More than just a meal, this Easter ham represents the heart of our family gatherings. It’s a symbol of tradition, of togetherness, and of the simple joys that make life so precious. The aroma, the flavors, the shared experience – these are the things that truly matter, the moments that linger long after the last dish is cleared. So, this Easter, create your own culinary journey. Make memories, share laughter, and savor the deliciousness of a perfectly crafted Easter ham.
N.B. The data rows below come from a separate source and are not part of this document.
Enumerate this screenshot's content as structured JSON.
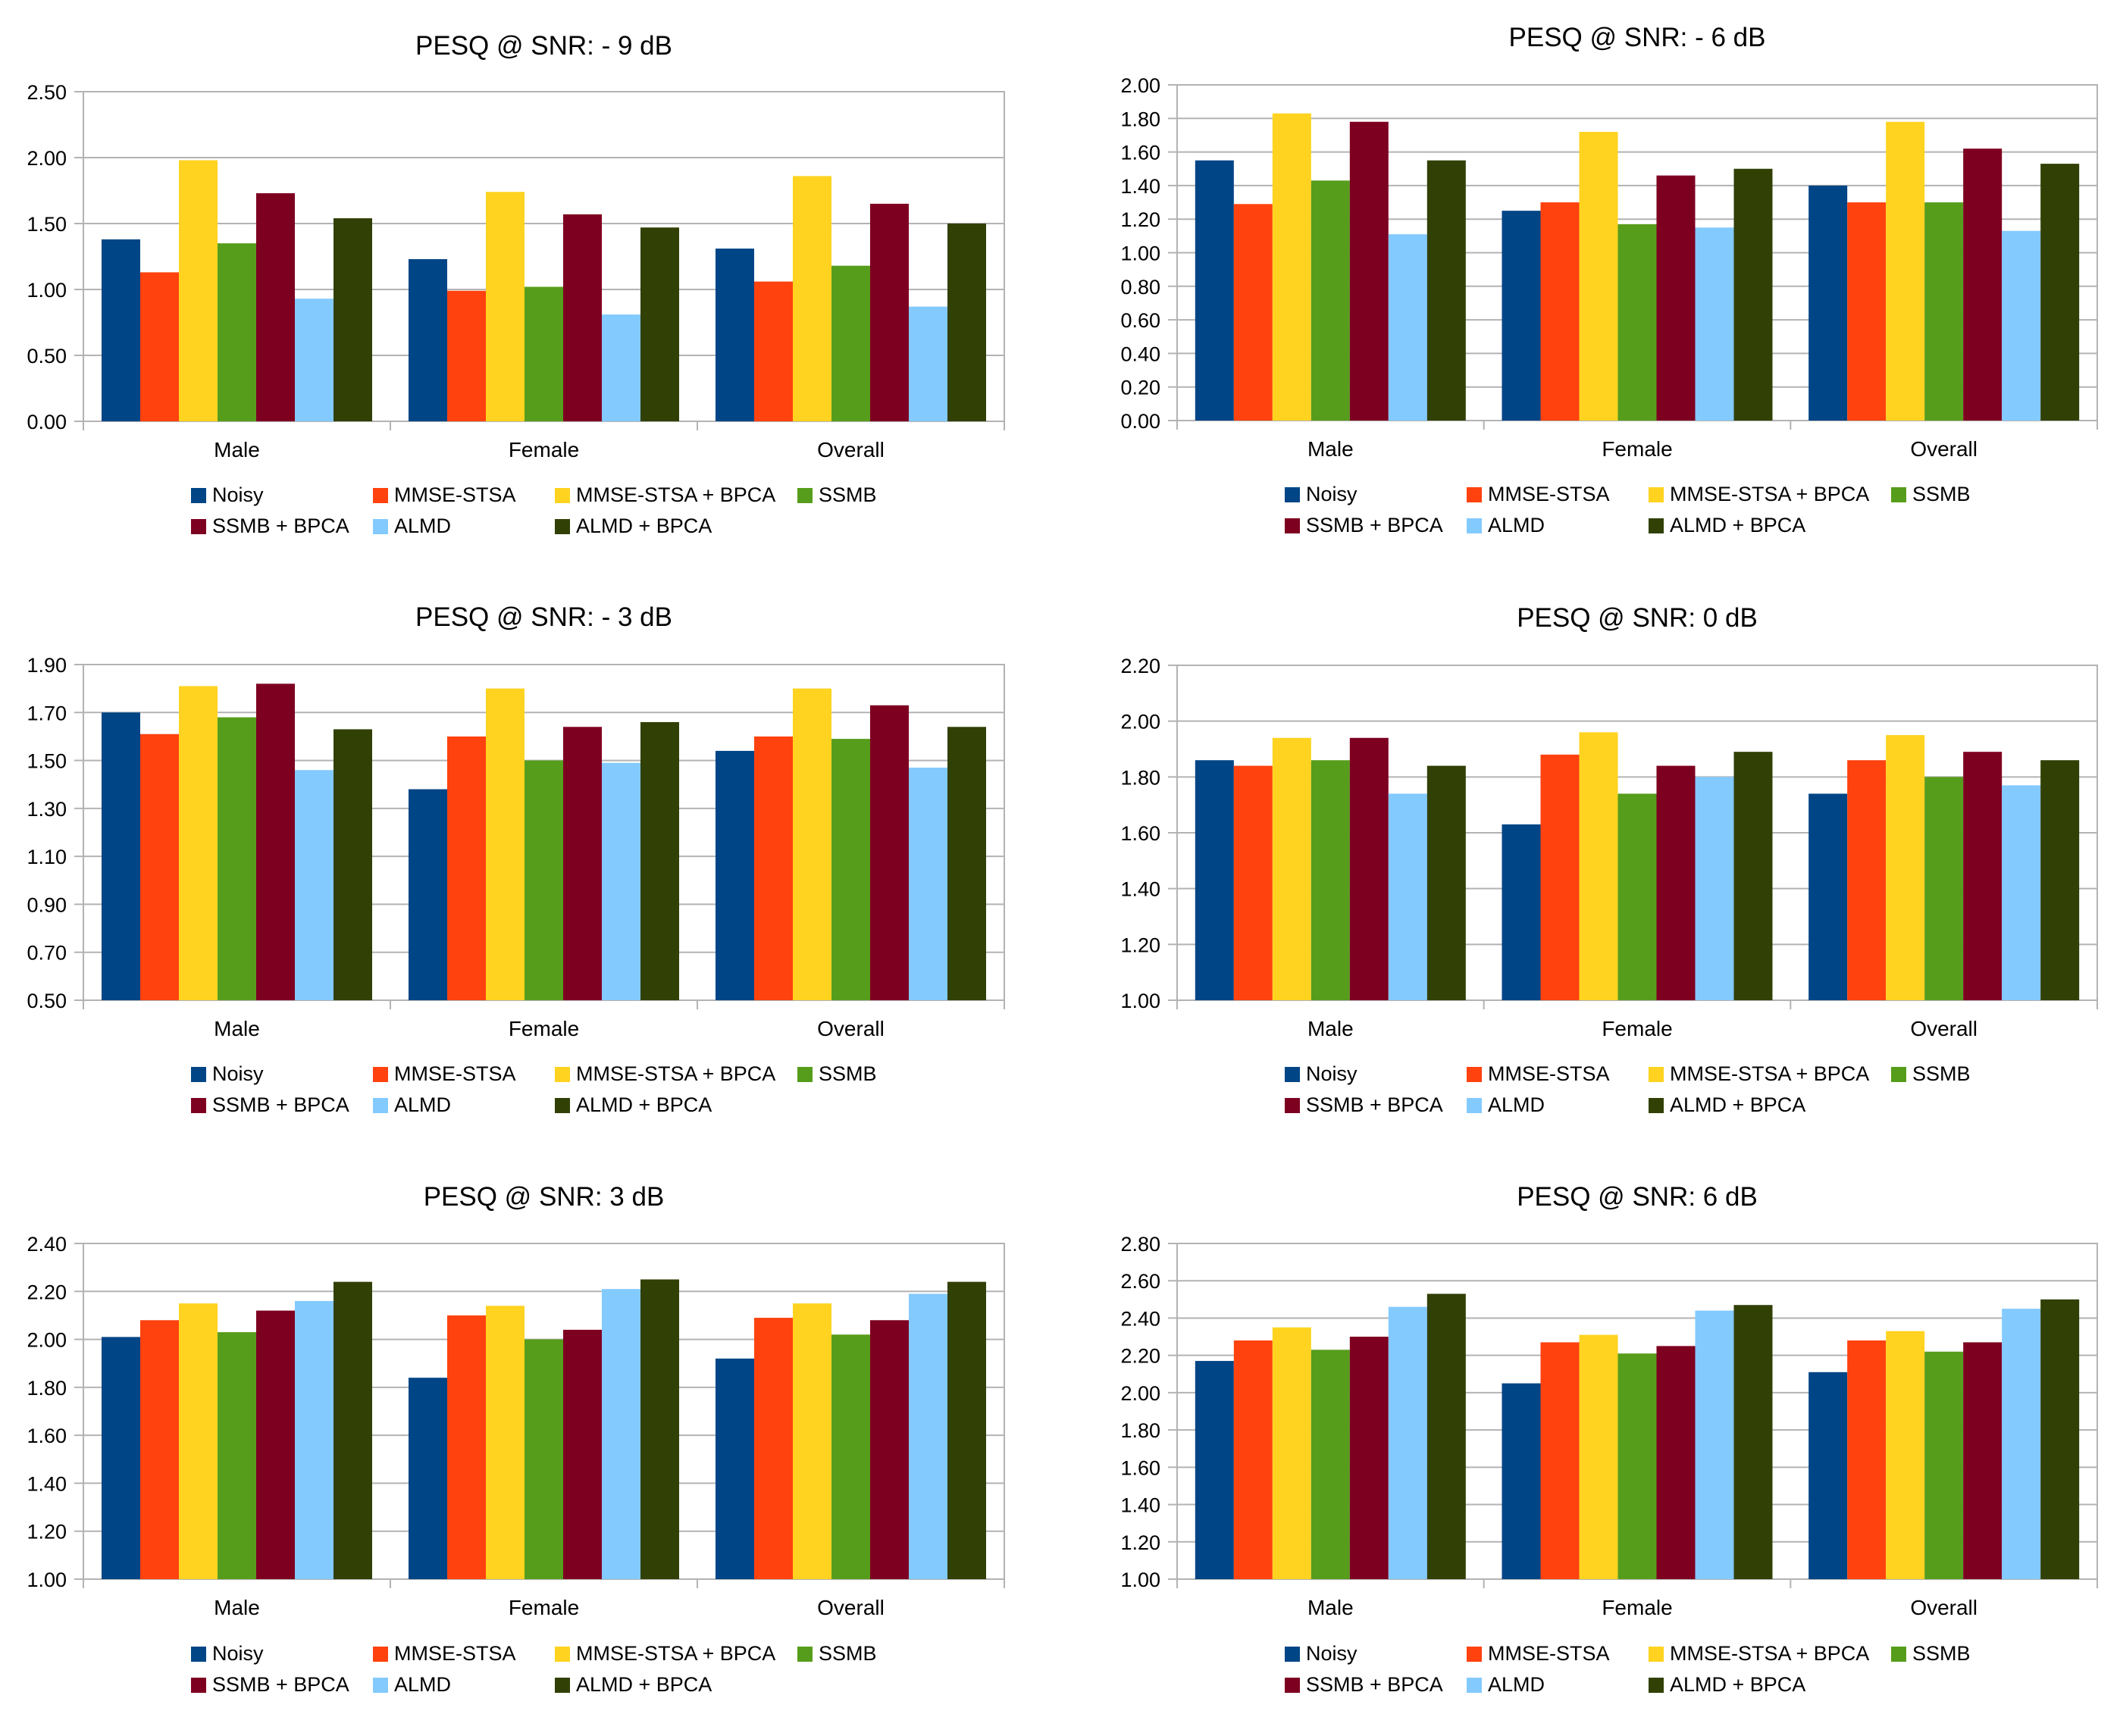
{
  "colors": {
    "series": [
      "#004586",
      "#ff420e",
      "#ffd320",
      "#579d1c",
      "#7e0021",
      "#83caff",
      "#314004"
    ],
    "grid": "#b3b3b3",
    "axis": "#b3b3b3"
  },
  "legend": {
    "placement": "bottom"
  },
  "chart_data": [
    {
      "type": "bar",
      "title": "PESQ @ SNR: - 9 dB",
      "categories": [
        "Male",
        "Female",
        "Overall"
      ],
      "ylim": [
        0,
        2.5
      ],
      "yticks": [
        "0.00",
        "0.50",
        "1.00",
        "1.50",
        "2.00",
        "2.50"
      ],
      "series": [
        {
          "name": "Noisy",
          "values": [
            1.38,
            1.23,
            1.31
          ]
        },
        {
          "name": "MMSE-STSA",
          "values": [
            1.13,
            0.99,
            1.06
          ]
        },
        {
          "name": "MMSE-STSA + BPCA",
          "values": [
            1.98,
            1.74,
            1.86
          ]
        },
        {
          "name": "SSMB",
          "values": [
            1.35,
            1.02,
            1.18
          ]
        },
        {
          "name": "SSMB + BPCA",
          "values": [
            1.73,
            1.57,
            1.65
          ]
        },
        {
          "name": "ALMD",
          "values": [
            0.93,
            0.81,
            0.87
          ]
        },
        {
          "name": "ALMD + BPCA",
          "values": [
            1.54,
            1.47,
            1.5
          ]
        }
      ]
    },
    {
      "type": "bar",
      "title": "PESQ @ SNR: - 6 dB",
      "categories": [
        "Male",
        "Female",
        "Overall"
      ],
      "ylim": [
        0,
        2.0
      ],
      "yticks": [
        "0.00",
        "0.20",
        "0.40",
        "0.60",
        "0.80",
        "1.00",
        "1.20",
        "1.40",
        "1.60",
        "1.80",
        "2.00"
      ],
      "series": [
        {
          "name": "Noisy",
          "values": [
            1.55,
            1.25,
            1.4
          ]
        },
        {
          "name": "MMSE-STSA",
          "values": [
            1.29,
            1.3,
            1.3
          ]
        },
        {
          "name": "MMSE-STSA + BPCA",
          "values": [
            1.83,
            1.72,
            1.78
          ]
        },
        {
          "name": "SSMB",
          "values": [
            1.43,
            1.17,
            1.3
          ]
        },
        {
          "name": "SSMB + BPCA",
          "values": [
            1.78,
            1.46,
            1.62
          ]
        },
        {
          "name": "ALMD",
          "values": [
            1.11,
            1.15,
            1.13
          ]
        },
        {
          "name": "ALMD + BPCA",
          "values": [
            1.55,
            1.5,
            1.53
          ]
        }
      ]
    },
    {
      "type": "bar",
      "title": "PESQ @ SNR: - 3 dB",
      "categories": [
        "Male",
        "Female",
        "Overall"
      ],
      "ylim": [
        0.5,
        1.9
      ],
      "yticks": [
        "0.50",
        "0.70",
        "0.90",
        "1.10",
        "1.30",
        "1.50",
        "1.70",
        "1.90"
      ],
      "series": [
        {
          "name": "Noisy",
          "values": [
            1.7,
            1.38,
            1.54
          ]
        },
        {
          "name": "MMSE-STSA",
          "values": [
            1.61,
            1.6,
            1.6
          ]
        },
        {
          "name": "MMSE-STSA + BPCA",
          "values": [
            1.81,
            1.8,
            1.8
          ]
        },
        {
          "name": "SSMB",
          "values": [
            1.68,
            1.5,
            1.59
          ]
        },
        {
          "name": "SSMB + BPCA",
          "values": [
            1.82,
            1.64,
            1.73
          ]
        },
        {
          "name": "ALMD",
          "values": [
            1.46,
            1.49,
            1.47
          ]
        },
        {
          "name": "ALMD + BPCA",
          "values": [
            1.63,
            1.66,
            1.64
          ]
        }
      ]
    },
    {
      "type": "bar",
      "title": "PESQ @ SNR: 0 dB",
      "categories": [
        "Male",
        "Female",
        "Overall"
      ],
      "ylim": [
        1.0,
        2.2
      ],
      "yticks": [
        "1.00",
        "1.20",
        "1.40",
        "1.60",
        "1.80",
        "2.00",
        "2.20"
      ],
      "series": [
        {
          "name": "Noisy",
          "values": [
            1.86,
            1.63,
            1.74
          ]
        },
        {
          "name": "MMSE-STSA",
          "values": [
            1.84,
            1.88,
            1.86
          ]
        },
        {
          "name": "MMSE-STSA + BPCA",
          "values": [
            1.94,
            1.96,
            1.95
          ]
        },
        {
          "name": "SSMB",
          "values": [
            1.86,
            1.74,
            1.8
          ]
        },
        {
          "name": "SSMB + BPCA",
          "values": [
            1.94,
            1.84,
            1.89
          ]
        },
        {
          "name": "ALMD",
          "values": [
            1.74,
            1.8,
            1.77
          ]
        },
        {
          "name": "ALMD + BPCA",
          "values": [
            1.84,
            1.89,
            1.86
          ]
        }
      ]
    },
    {
      "type": "bar",
      "title": "PESQ @ SNR: 3 dB",
      "categories": [
        "Male",
        "Female",
        "Overall"
      ],
      "ylim": [
        1.0,
        2.4
      ],
      "yticks": [
        "1.00",
        "1.20",
        "1.40",
        "1.60",
        "1.80",
        "2.00",
        "2.20",
        "2.40"
      ],
      "series": [
        {
          "name": "Noisy",
          "values": [
            2.01,
            1.84,
            1.92
          ]
        },
        {
          "name": "MMSE-STSA",
          "values": [
            2.08,
            2.1,
            2.09
          ]
        },
        {
          "name": "MMSE-STSA + BPCA",
          "values": [
            2.15,
            2.14,
            2.15
          ]
        },
        {
          "name": "SSMB",
          "values": [
            2.03,
            2.0,
            2.02
          ]
        },
        {
          "name": "SSMB + BPCA",
          "values": [
            2.12,
            2.04,
            2.08
          ]
        },
        {
          "name": "ALMD",
          "values": [
            2.16,
            2.21,
            2.19
          ]
        },
        {
          "name": "ALMD + BPCA",
          "values": [
            2.24,
            2.25,
            2.24
          ]
        }
      ]
    },
    {
      "type": "bar",
      "title": "PESQ @ SNR: 6 dB",
      "categories": [
        "Male",
        "Female",
        "Overall"
      ],
      "ylim": [
        1.0,
        2.8
      ],
      "yticks": [
        "1.00",
        "1.20",
        "1.40",
        "1.60",
        "1.80",
        "2.00",
        "2.20",
        "2.40",
        "2.60",
        "2.80"
      ],
      "series": [
        {
          "name": "Noisy",
          "values": [
            2.17,
            2.05,
            2.11
          ]
        },
        {
          "name": "MMSE-STSA",
          "values": [
            2.28,
            2.27,
            2.28
          ]
        },
        {
          "name": "MMSE-STSA + BPCA",
          "values": [
            2.35,
            2.31,
            2.33
          ]
        },
        {
          "name": "SSMB",
          "values": [
            2.23,
            2.21,
            2.22
          ]
        },
        {
          "name": "SSMB + BPCA",
          "values": [
            2.3,
            2.25,
            2.27
          ]
        },
        {
          "name": "ALMD",
          "values": [
            2.46,
            2.44,
            2.45
          ]
        },
        {
          "name": "ALMD + BPCA",
          "values": [
            2.53,
            2.47,
            2.5
          ]
        }
      ]
    }
  ]
}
This Easter ham is more than just food; it is a testament to the enduring power of family traditions and the simple joys of shared meals. From the meticulous preparation to the final presentation, it's a labor of love that reflects the care and attention I put into every detail. It's a dish that embodies the warmth and togetherness that defines the spirit of Easter.

Step-by-step

    • Position rack in lower third of oven and preheat to 350°F.
    • Melt 1 1/2 tablespoons butter with vegetable oil in heavy large roasting pan set over 2 burners over medium heat.
    • Add carrots and shallots. Sauté until vegetables begin to brown, stirring frequently, about 5 minutes.
    • Sprinkle vegetables with salt and pepper.
    • Add 1 cup white wine and 1 cup chicken broth.
    • Increase heat to high and boil 3 minutes.
    • Push vegetables to sides of pan; place ham in center.
    • Add parsley sprigs, thyme sprigs, and bay leaves to pan.
    • Tent pan with aluminum foil, sealing edges (do not allow foil to touch ham).
    • Roast ham until thermometer inserted into center (do not touch bone) registers 140°F, basting every 20 minutes with pan juices, about 2 hours.
    • Remove ham; increase oven temperature to 450°F.
    • Whisk apricot jam and 2 teaspoons Dijon mustard in small bowl. Brush over ham.
    • Return ham to oven and roast, uncovered, until glaze turns dark brown, about 15 minutes.
    • Transfer ham to cutting board.
    • Discard parsley sprigs, thyme sprigs, and bay leaves from pan.
    • Using slotted spoon, transfer vegetables to bowl.
    • Tent ham and vegetables loosely with foil.
    • Whisk remaining 3 tablespoons butter and flour in small bowl to smooth paste.
    • Place roasting pan over 2 burners over medium-high heat.
    • Add heavy cream, chopped thyme, and remaining 1 cup white wine, 2 cups chicken broth, and 2 teaspoons Dijon mustard.
    • Bring to simmer.
    • Add flour-butter mixture 1 tablespoon at a time, whisking to incorporate.
    • Simmer until sauce thickens and is reduced to 3 cups, about 10 minutes.
    • Season sauce to taste with salt and pepper.
    • Slice ham and arrange on platter.
    • Arrange vegetables around ham.
    • Drizzle some sauce over ham and serve, passing remaining sauce separately.